We continued to investigate sAR(−) areas in patient 2 and 3 in more detail. We sought to compare gene expression levels between the stromal tissue regions sAR(+) and sAR(−) located next to tumor areas, independent of responsiveness of potential nearby tumor factors. DGE analysis was performed on the expression data between spots belonging to each tissue type (Fig. 5b, Supplementary Fig. 21d). The fraction of sAR(−) spots was 42% of a total of 172 spots. 26 DEGs were identified of which 21 was upregulated in sAR(-) spots (Supplementary Table 7), for example the epithelial- mesenchymal transition (EMT)-associated genes COL1A1, COL1A2, COL3A1, BGN, POSTN, SPARC, and AEBP1116,117,118. BGN is also associated with poor prognosis and PTEN deletion119 and upregulation during tumor angiogenesis120, and SPARC promotes bone metastasis in prostate cancer121. Both SPARC and POSTN are glycoproteins important for the structural network in the ECM. POSTN has been shown, using in vitro models, to be upregulated in advanced stages of cancer stroma and in bone metastases, however not in advanced stages of tumor cells122, in line with our observations (Fig. 5b, Fig. 4b). Further, SFRP4 is a marker for aggressive PCa and also a post-surgery recurrent marker123, and TIMP1 expression has been shown to be elevated in PCa stroma, to stimulate cancer associated fibroblasts, and to promote tumor progression124. The genes AEBP1 and TIMP1 are plotted onto the tissue section of biopsy 2 from patient 2 (pre-ADT) (Fig. 5c), and a comparison with histology reveals that these stromal compartments are located adjacent to PCa cells annotated as GG5.

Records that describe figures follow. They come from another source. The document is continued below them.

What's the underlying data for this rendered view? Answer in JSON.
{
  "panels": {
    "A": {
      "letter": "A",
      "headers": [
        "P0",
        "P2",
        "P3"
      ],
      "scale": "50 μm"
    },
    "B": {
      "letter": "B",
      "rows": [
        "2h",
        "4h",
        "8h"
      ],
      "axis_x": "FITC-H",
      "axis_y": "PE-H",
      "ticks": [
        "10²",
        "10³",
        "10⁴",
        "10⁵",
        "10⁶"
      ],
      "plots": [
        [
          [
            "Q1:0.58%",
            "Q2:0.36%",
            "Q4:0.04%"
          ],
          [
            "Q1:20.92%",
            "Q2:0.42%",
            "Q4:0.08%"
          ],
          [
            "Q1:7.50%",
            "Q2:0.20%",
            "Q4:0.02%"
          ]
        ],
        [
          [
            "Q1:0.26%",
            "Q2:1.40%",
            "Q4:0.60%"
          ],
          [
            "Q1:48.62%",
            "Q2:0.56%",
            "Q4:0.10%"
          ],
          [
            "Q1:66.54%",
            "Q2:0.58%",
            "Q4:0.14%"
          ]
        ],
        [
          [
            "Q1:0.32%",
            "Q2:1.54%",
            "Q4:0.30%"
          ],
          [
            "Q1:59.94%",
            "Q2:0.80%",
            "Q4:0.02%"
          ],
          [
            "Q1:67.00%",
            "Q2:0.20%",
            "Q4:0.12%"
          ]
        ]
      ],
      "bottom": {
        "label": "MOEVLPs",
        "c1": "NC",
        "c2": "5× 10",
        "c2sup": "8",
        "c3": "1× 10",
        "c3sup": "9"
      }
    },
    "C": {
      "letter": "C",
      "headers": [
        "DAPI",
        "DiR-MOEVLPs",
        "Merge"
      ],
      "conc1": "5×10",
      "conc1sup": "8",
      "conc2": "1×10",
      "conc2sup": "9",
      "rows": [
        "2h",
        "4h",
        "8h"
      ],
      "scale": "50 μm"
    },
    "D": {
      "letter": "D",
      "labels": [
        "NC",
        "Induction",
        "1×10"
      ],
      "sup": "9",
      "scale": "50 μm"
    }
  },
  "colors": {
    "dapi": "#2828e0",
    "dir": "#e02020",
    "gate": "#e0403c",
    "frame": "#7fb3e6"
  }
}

Finally, in sAR(-) regions, we found an upregulation of several interesting pathways (Fig. 5d), of which the four most prominent ones were also upregulated in the non-responding tumor factors (ECM-receptor interaction, focal adhesion, PI3K-AKT, and Proteoglycans in cancer; Fig. 4b), together with TGF-β. The ECM-receptor interaction pathway has previously been shown to correlate with high reactive stroma content in PCa125. Also, changes in proteoglycans in the tumor microenvironment occur during tumor progression and affect e.g. cell signaling, chemokines, growth factors, and apoptosis126. The fact that the TGF-β pathway was upregulated in the sAR(-) regions is of particular interest since this can be induced by platelet activation which was activated in the non-responding tumor areas. TGF-β signaling promotes tumor initiation, progression, metastasis, EMT, stroma-tumor crosstalk, inflammation, immune-response, and angiogenesis81,82,83,84,85,86,127,128. Also, upon dissemination to the bones, tumor cells activate osteoclasts to degrade the bone matrix and release the stored TGF-β, which in turn leads to enhanced tumor cell malignancy129.

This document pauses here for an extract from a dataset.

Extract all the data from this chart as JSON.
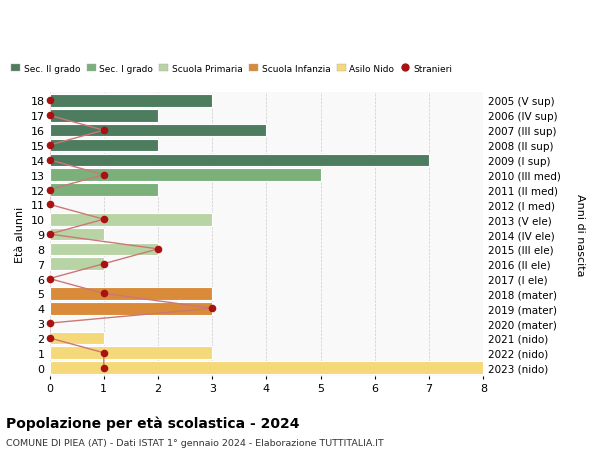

In summary, albeit sparseness of the material in the needle biopsies, we observed that a majority of the stroma in proximity to non-responding cancer cells pre-ADT lacks AR to a higher extent, in all patients. We noted that patient 1, who clinically had the best response to the treatment, displayed more sAR(+) surrounding the cancer, independent of responsiveness, while patient 2 and 3, who developed CRPC, displayed a higher frequency of sAR(−) areas in proximity to the non-responding epithelial spots. Future validation of these findings is important to reveal biomarkers and drug targets connected to stromal changes during the development of CRPC.